Objective 2. Contribute to the improvement of the economic valuation of climate impacts and related policies for the EU´s Blue Economy sectors, by adopting revealed and stated preference methods (Discrete Choice Experiments – DCE), to measure and analyse, on one hand, the non-market costs of different Climate Change scenarios, and on the other hand, the non-market benefits of climate actions (mitigation and adaptation).
Objective 3. Increase the effectiveness of the economic modelling of climate impact chains, through the implementation of an integrated methodological framework (GINFORS, GEM-E3 and nonmarket indicators), in the analysis of climate-induced socioeconomic impacts in 11 EU islands case studies, under different climate scenarios for 2030-2100, with a cross-sectorial perspective (EU Blue Economy sectors), providing a step further to the results of the PESETA project.
Objective 4. Facilitate climate-related policy decision making for Blue Growth, by ranking and mapping the more appropriate and viable mitigation, adaptation and risk management strategies, and building a common framework for the governance of Blue Economy sectors with a permanent regional information exchange system (REIS) for Europe and EU islands.
Objective 5. Deliver, through innovative decision-making support tools, downscaled and accurate information to policy makers, practitioners and other relevant stakeholders, about the environmental and socio-economic consequences of global Climate Change in the EU Blue Economy, and formulate science-based recommendations to incentivise the EU islands´ medium to long-term low-carbon transition, thus strengthening science-policy interface, increase social awareness, and contribute to the competitiveness of the European coastal and maritime industry.

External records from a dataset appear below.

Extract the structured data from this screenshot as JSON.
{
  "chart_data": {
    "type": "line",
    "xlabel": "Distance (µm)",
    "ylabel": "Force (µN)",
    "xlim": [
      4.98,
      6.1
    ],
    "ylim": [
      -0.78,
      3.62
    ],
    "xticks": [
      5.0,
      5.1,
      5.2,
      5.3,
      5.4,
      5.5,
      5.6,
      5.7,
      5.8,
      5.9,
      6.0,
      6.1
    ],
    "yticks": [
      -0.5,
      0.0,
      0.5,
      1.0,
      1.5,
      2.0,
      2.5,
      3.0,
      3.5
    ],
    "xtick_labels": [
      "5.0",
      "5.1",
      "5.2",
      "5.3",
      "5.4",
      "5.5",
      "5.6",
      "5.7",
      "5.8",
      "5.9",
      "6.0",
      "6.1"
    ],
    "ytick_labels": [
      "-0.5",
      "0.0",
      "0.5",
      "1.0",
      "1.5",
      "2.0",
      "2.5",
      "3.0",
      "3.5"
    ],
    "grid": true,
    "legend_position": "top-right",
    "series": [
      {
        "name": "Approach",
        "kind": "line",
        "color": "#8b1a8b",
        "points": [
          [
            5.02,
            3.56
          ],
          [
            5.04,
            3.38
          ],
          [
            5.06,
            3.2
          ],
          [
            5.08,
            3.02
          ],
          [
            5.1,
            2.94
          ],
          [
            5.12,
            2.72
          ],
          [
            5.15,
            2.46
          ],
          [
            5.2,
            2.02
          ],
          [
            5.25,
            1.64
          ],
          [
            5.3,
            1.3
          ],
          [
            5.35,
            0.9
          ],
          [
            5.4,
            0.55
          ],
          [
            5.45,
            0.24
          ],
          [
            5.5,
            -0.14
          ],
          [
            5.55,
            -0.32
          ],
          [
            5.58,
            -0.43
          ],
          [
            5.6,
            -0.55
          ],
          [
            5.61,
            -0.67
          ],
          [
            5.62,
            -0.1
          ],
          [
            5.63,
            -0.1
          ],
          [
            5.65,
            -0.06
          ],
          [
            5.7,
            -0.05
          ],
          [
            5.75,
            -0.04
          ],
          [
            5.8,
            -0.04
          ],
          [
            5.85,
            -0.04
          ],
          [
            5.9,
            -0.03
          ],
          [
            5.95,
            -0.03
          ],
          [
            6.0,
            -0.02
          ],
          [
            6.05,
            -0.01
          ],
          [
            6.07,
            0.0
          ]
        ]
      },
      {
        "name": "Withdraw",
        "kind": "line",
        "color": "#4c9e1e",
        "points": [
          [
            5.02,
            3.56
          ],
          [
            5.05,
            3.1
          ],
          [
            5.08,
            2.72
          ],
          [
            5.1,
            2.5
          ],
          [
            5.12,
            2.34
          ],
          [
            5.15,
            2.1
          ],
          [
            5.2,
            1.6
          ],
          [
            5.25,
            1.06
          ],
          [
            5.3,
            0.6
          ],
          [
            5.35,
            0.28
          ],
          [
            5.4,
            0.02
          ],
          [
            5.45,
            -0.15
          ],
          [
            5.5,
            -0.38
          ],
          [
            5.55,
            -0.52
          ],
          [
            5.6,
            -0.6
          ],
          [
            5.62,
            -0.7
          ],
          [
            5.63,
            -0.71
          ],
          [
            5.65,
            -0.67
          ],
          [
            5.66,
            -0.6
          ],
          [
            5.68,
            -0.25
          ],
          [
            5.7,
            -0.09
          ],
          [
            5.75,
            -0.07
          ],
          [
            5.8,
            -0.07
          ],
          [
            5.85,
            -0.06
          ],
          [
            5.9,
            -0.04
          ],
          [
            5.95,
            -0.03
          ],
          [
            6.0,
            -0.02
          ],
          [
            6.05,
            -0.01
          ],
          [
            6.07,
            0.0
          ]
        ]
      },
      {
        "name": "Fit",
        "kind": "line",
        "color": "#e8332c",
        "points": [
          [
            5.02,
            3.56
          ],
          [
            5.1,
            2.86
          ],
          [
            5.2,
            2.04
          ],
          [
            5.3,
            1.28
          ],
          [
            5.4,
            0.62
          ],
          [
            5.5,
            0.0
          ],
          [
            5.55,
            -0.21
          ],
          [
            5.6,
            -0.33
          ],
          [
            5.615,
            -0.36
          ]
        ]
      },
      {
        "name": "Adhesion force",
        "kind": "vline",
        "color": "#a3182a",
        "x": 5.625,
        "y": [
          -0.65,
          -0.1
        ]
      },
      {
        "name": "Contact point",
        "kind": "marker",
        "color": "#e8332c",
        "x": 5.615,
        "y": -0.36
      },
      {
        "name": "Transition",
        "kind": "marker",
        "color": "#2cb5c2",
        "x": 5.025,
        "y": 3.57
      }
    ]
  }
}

By developing a work programme corresponding to the above objectives, SOCLIMPACT aims at allowing decision makers from all Small Island Member States and other EU islands and Outermost Regions, to get a sound knowledge about the possible climate induced impact chains, and a comprehensive evidence-based framework for research and policy. By using EU islands as living labs with a high replicability potential, SOCLIMPACT will provide stronger methodologies to better measure and asses the associated costs, benefits and risks of global Climate Change in other EU coastal regions.

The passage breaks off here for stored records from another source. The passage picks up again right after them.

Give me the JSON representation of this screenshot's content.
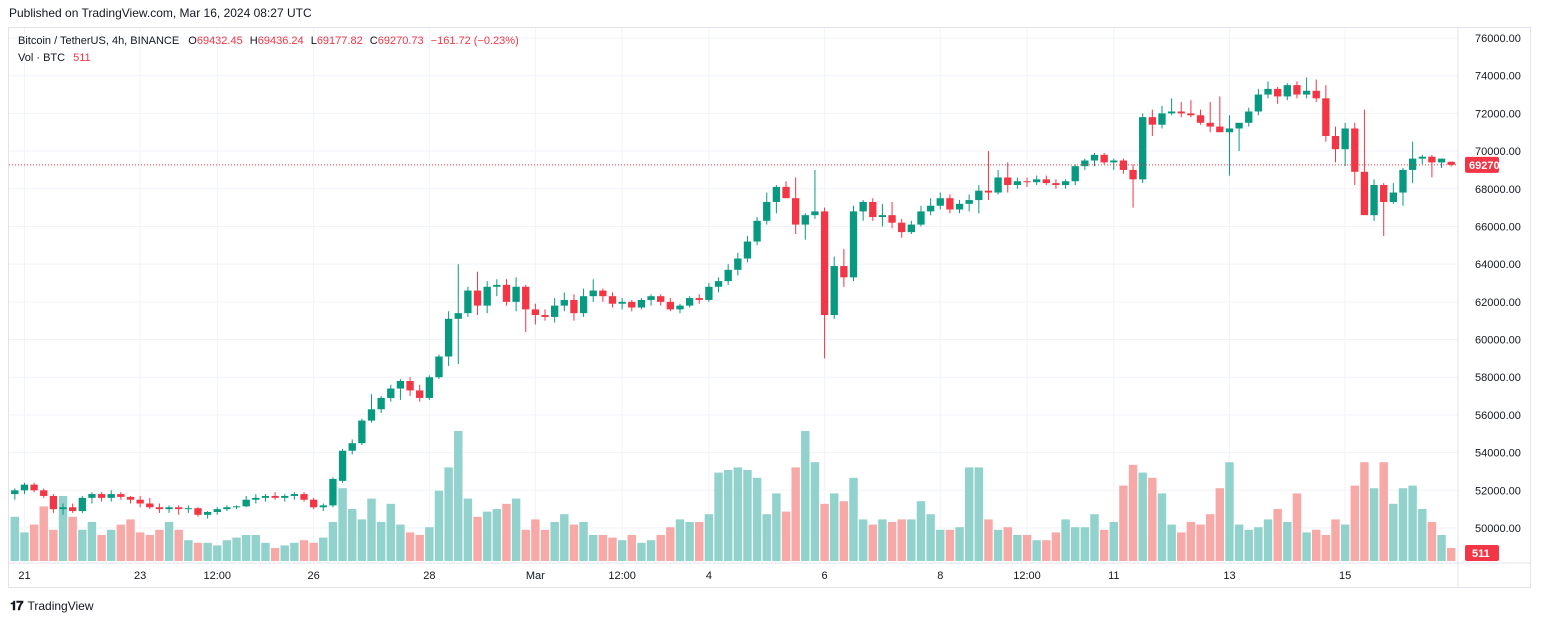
{
  "header": {
    "published": "Published on TradingView.com, Mar 16, 2024 08:27 UTC"
  },
  "legend": {
    "symbol": "Bitcoin / TetherUS, 4h, BINANCE",
    "o_label": "O",
    "o": "69432.45",
    "h_label": "H",
    "h": "69436.24",
    "l_label": "L",
    "l": "69177.82",
    "c_label": "C",
    "c": "69270.73",
    "change": "−161.72 (−0.23%)",
    "vol_label": "Vol · BTC",
    "vol": "511"
  },
  "footer": {
    "brand": "TradingView"
  },
  "colors": {
    "up": "#089981",
    "down": "#f23645",
    "vol_up": "#92d2cc",
    "vol_down": "#f7a9a7",
    "grid": "#f0f3fa"
  },
  "chart_data": {
    "type": "candlestick",
    "interval": "4h",
    "ylim": [
      48000,
      76000
    ],
    "y_ticks": [
      "76000.00",
      "74000.00",
      "72000.00",
      "70000.00",
      "68000.00",
      "66000.00",
      "64000.00",
      "62000.00",
      "60000.00",
      "58000.00",
      "56000.00",
      "54000.00",
      "52000.00",
      "50000.00"
    ],
    "x_ticks": [
      {
        "label": "21",
        "bar": 1
      },
      {
        "label": "23",
        "bar": 13
      },
      {
        "label": "12:00",
        "bar": 21
      },
      {
        "label": "26",
        "bar": 31
      },
      {
        "label": "28",
        "bar": 43
      },
      {
        "label": "Mar",
        "bar": 54
      },
      {
        "label": "12:00",
        "bar": 63
      },
      {
        "label": "4",
        "bar": 72
      },
      {
        "label": "6",
        "bar": 84
      },
      {
        "label": "8",
        "bar": 96
      },
      {
        "label": "12:00",
        "bar": 105
      },
      {
        "label": "11",
        "bar": 114
      },
      {
        "label": "13",
        "bar": 126
      },
      {
        "label": "15",
        "bar": 138
      }
    ],
    "last_price": "69270.73",
    "last_volume": "511",
    "ohlc": [
      [
        51800,
        52100,
        51500,
        52000
      ],
      [
        52000,
        52400,
        51800,
        52300
      ],
      [
        52300,
        52400,
        51900,
        52000
      ],
      [
        52000,
        52100,
        51600,
        51700
      ],
      [
        51700,
        51800,
        50800,
        51000
      ],
      [
        51000,
        51300,
        50700,
        51100
      ],
      [
        51100,
        51300,
        50800,
        50900
      ],
      [
        50900,
        51700,
        50800,
        51600
      ],
      [
        51600,
        51900,
        51300,
        51800
      ],
      [
        51800,
        51900,
        51400,
        51600
      ],
      [
        51600,
        52000,
        51400,
        51800
      ],
      [
        51800,
        51900,
        51500,
        51650
      ],
      [
        51650,
        51700,
        51300,
        51500
      ],
      [
        51500,
        51700,
        51100,
        51300
      ],
      [
        51300,
        51600,
        51000,
        51100
      ],
      [
        51100,
        51300,
        50800,
        51000
      ],
      [
        51000,
        51200,
        50800,
        51100
      ],
      [
        51100,
        51200,
        50700,
        51000
      ],
      [
        51000,
        51200,
        50800,
        51050
      ],
      [
        51050,
        51100,
        50600,
        50700
      ],
      [
        50700,
        50900,
        50500,
        50850
      ],
      [
        50850,
        51100,
        50700,
        51000
      ],
      [
        51000,
        51200,
        50900,
        51100
      ],
      [
        51100,
        51200,
        51000,
        51150
      ],
      [
        51150,
        51700,
        51100,
        51500
      ],
      [
        51500,
        51800,
        51300,
        51600
      ],
      [
        51600,
        51800,
        51400,
        51700
      ],
      [
        51700,
        51900,
        51500,
        51600
      ],
      [
        51600,
        51800,
        51400,
        51700
      ],
      [
        51700,
        51900,
        51500,
        51800
      ],
      [
        51800,
        51900,
        51400,
        51500
      ],
      [
        51500,
        51600,
        51000,
        51100
      ],
      [
        51100,
        51300,
        50900,
        51200
      ],
      [
        51200,
        52700,
        51100,
        52600
      ],
      [
        52500,
        54200,
        52400,
        54100
      ],
      [
        54100,
        54700,
        53900,
        54500
      ],
      [
        54500,
        55800,
        54400,
        55700
      ],
      [
        55700,
        57100,
        55600,
        56300
      ],
      [
        56300,
        57000,
        56100,
        56900
      ],
      [
        56900,
        57600,
        56700,
        57400
      ],
      [
        57400,
        57900,
        56800,
        57800
      ],
      [
        57800,
        58000,
        57000,
        57300
      ],
      [
        57300,
        57600,
        56700,
        56900
      ],
      [
        56900,
        58100,
        56800,
        58000
      ],
      [
        58000,
        59200,
        57900,
        59100
      ],
      [
        59100,
        61500,
        58600,
        61100
      ],
      [
        61100,
        64000,
        58700,
        61400
      ],
      [
        61400,
        62800,
        61200,
        62600
      ],
      [
        62600,
        63600,
        61300,
        61800
      ],
      [
        61800,
        63100,
        61400,
        62800
      ],
      [
        62800,
        63200,
        62300,
        62900
      ],
      [
        62900,
        63200,
        61800,
        62000
      ],
      [
        62000,
        63300,
        61500,
        62800
      ],
      [
        62800,
        62900,
        60400,
        61600
      ],
      [
        61600,
        61900,
        60800,
        61300
      ],
      [
        61300,
        61600,
        61000,
        61200
      ],
      [
        61200,
        62200,
        60900,
        61800
      ],
      [
        61800,
        62500,
        61500,
        62100
      ],
      [
        62100,
        62400,
        61000,
        61400
      ],
      [
        61400,
        62700,
        61200,
        62300
      ],
      [
        62300,
        63200,
        62000,
        62600
      ],
      [
        62600,
        62700,
        62000,
        62300
      ],
      [
        62300,
        62500,
        61700,
        61900
      ],
      [
        61900,
        62200,
        61600,
        62000
      ],
      [
        62000,
        62100,
        61500,
        61700
      ],
      [
        61700,
        62200,
        61600,
        62100
      ],
      [
        62100,
        62400,
        61800,
        62300
      ],
      [
        62300,
        62400,
        61800,
        62000
      ],
      [
        62000,
        62200,
        61500,
        61600
      ],
      [
        61600,
        61900,
        61400,
        61800
      ],
      [
        61800,
        62300,
        61700,
        62200
      ],
      [
        62200,
        62400,
        61900,
        62100
      ],
      [
        62100,
        63000,
        62000,
        62800
      ],
      [
        62800,
        63300,
        62500,
        63100
      ],
      [
        63100,
        64000,
        62900,
        63700
      ],
      [
        63700,
        64600,
        63400,
        64300
      ],
      [
        64300,
        65500,
        64100,
        65200
      ],
      [
        65200,
        66500,
        65000,
        66300
      ],
      [
        66300,
        67800,
        66100,
        67300
      ],
      [
        67300,
        68200,
        66700,
        68100
      ],
      [
        68100,
        68400,
        67700,
        67500
      ],
      [
        67500,
        68600,
        65600,
        66100
      ],
      [
        66100,
        66700,
        65300,
        66600
      ],
      [
        66600,
        69000,
        66400,
        66800
      ],
      [
        66800,
        67000,
        59000,
        61300
      ],
      [
        61300,
        64400,
        61100,
        63900
      ],
      [
        63900,
        64800,
        62800,
        63300
      ],
      [
        63300,
        67100,
        63100,
        66800
      ],
      [
        66800,
        67400,
        66300,
        67300
      ],
      [
        67300,
        67500,
        66300,
        66500
      ],
      [
        66500,
        67200,
        66000,
        66600
      ],
      [
        66600,
        67300,
        65900,
        66200
      ],
      [
        66200,
        66400,
        65400,
        65700
      ],
      [
        65700,
        66300,
        65600,
        66100
      ],
      [
        66100,
        67100,
        66000,
        66800
      ],
      [
        66800,
        67500,
        66600,
        67100
      ],
      [
        67100,
        67800,
        66900,
        67500
      ],
      [
        67500,
        67700,
        66700,
        66900
      ],
      [
        66900,
        67400,
        66700,
        67200
      ],
      [
        67200,
        67700,
        66800,
        67400
      ],
      [
        67400,
        68200,
        66700,
        67900
      ],
      [
        67900,
        70000,
        67400,
        67800
      ],
      [
        67800,
        69000,
        67700,
        68600
      ],
      [
        68600,
        69400,
        67800,
        68200
      ],
      [
        68200,
        68600,
        68000,
        68400
      ],
      [
        68400,
        68600,
        68100,
        68350
      ],
      [
        68350,
        68700,
        68200,
        68500
      ],
      [
        68500,
        68700,
        68200,
        68300
      ],
      [
        68300,
        68500,
        68000,
        68200
      ],
      [
        68200,
        68500,
        68000,
        68400
      ],
      [
        68400,
        69300,
        68200,
        69200
      ],
      [
        69200,
        69600,
        69000,
        69500
      ],
      [
        69500,
        69900,
        69200,
        69800
      ],
      [
        69800,
        69900,
        69300,
        69400
      ],
      [
        69400,
        69600,
        69000,
        69500
      ],
      [
        69500,
        69600,
        68800,
        69000
      ],
      [
        69000,
        69300,
        67000,
        68500
      ],
      [
        68500,
        72000,
        68300,
        71800
      ],
      [
        71800,
        72200,
        70800,
        71400
      ],
      [
        71400,
        72400,
        71200,
        72000
      ],
      [
        72000,
        72800,
        71900,
        72100
      ],
      [
        72100,
        72600,
        71800,
        72000
      ],
      [
        72000,
        72700,
        71800,
        71900
      ],
      [
        71900,
        72200,
        71400,
        71500
      ],
      [
        71500,
        72600,
        71000,
        71300
      ],
      [
        71300,
        72900,
        71200,
        71000
      ],
      [
        71000,
        71900,
        68700,
        71200
      ],
      [
        71200,
        71400,
        70000,
        71500
      ],
      [
        71500,
        72300,
        71300,
        72100
      ],
      [
        72100,
        73300,
        71900,
        73000
      ],
      [
        73000,
        73700,
        72800,
        73300
      ],
      [
        73300,
        73400,
        72500,
        72900
      ],
      [
        72900,
        73600,
        72700,
        73500
      ],
      [
        73500,
        73700,
        72800,
        73000
      ],
      [
        73000,
        73900,
        72800,
        73200
      ],
      [
        73200,
        73800,
        72600,
        72800
      ],
      [
        72800,
        73500,
        70500,
        70800
      ],
      [
        70800,
        71300,
        69400,
        70100
      ],
      [
        70100,
        71500,
        69200,
        71200
      ],
      [
        71200,
        71500,
        68200,
        68900
      ],
      [
        68900,
        72200,
        66700,
        66600
      ],
      [
        66600,
        68500,
        66300,
        68200
      ],
      [
        68200,
        68300,
        65500,
        67300
      ],
      [
        67300,
        68300,
        67200,
        67800
      ],
      [
        67800,
        69100,
        67100,
        69000
      ],
      [
        69000,
        70500,
        68300,
        69600
      ],
      [
        69600,
        69800,
        69300,
        69700
      ],
      [
        69700,
        69800,
        68600,
        69400
      ],
      [
        69400,
        69600,
        69100,
        69600
      ],
      [
        69432.45,
        69436.24,
        69177.82,
        69270.73
      ]
    ],
    "volume": [
      17,
      11,
      14,
      21,
      12,
      25,
      17,
      12,
      15,
      10,
      12,
      14,
      16,
      11,
      10,
      12,
      15,
      12,
      8,
      7,
      7,
      6,
      8,
      9,
      10,
      10,
      7,
      5,
      6,
      7,
      8,
      7,
      9,
      15,
      28,
      20,
      16,
      24,
      15,
      22,
      14,
      11,
      10,
      13,
      27,
      36,
      50,
      24,
      17,
      19,
      20,
      22,
      24,
      12,
      16,
      12,
      15,
      18,
      14,
      15,
      10,
      10,
      9,
      8,
      10,
      7,
      8,
      10,
      13,
      16,
      15,
      15,
      18,
      34,
      35,
      36,
      35,
      32,
      18,
      26,
      19,
      36,
      50,
      38,
      22,
      26,
      23,
      32,
      16,
      14,
      16,
      15,
      16,
      16,
      23,
      18,
      12,
      12,
      13,
      36,
      36,
      16,
      12,
      13,
      10,
      10,
      8,
      8,
      11,
      16,
      13,
      13,
      18,
      12,
      15,
      29,
      37,
      34,
      32,
      26,
      14,
      11,
      15,
      14,
      18,
      28,
      38,
      14,
      12,
      13,
      16,
      20,
      15,
      26,
      11,
      12,
      10,
      16,
      14,
      29,
      38,
      28,
      38,
      22,
      28,
      29,
      20,
      15,
      10,
      5
    ]
  }
}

The proposal relates to the topic “Pathways towards the decarbonisation and resilience of the European economy in the timeframe 2030-2050 and beyond” under the call “Greening the economy” and focuses more specifically on the scope “The risks and costs of Climate Change for Europe”, which aims at “further developing modelling tools and formulating more detailed and downscaled projections associated with the possible consequences of Climate Change, contributing to the evolution of methodologies in physical science, risk assessment and economics, applying to the analysis of possible impact chains, as well as to the economic valuation of climate in the EU”. By modelling new downscaled climate projections and their impacts with different geographical coverage than exiting, and by integrating different economic models with non-market assessment for modelling complex impact chains in the context of the EU Blue Economy, the project aims at providing new insights to climate researchers, economists and policy makers about the impacts of the Climate Change for the timeframe 2030-2100, including EU islands and outermost regions, this way addressing completely the challenge and scope of that topic. Indeed, the project will also rank and map tailored resilience and decarbonisation strategies, in the context of contrasted mitigation scenarios for each island, which will be rapidly transferred to the relevant policy makers via workshops and other communication actions that will take place in each island.
In particular, the SC5-06- 2016-2017 call had three sub calls. In 2016, topic a) addressed technology transitions, while topic b) dealt with “Assessment of the global mitigation efforts in the perspective of the long-term climate goal (2016)”, insisting in on the analysis of the consequences of COP21 and the Paris Agreement.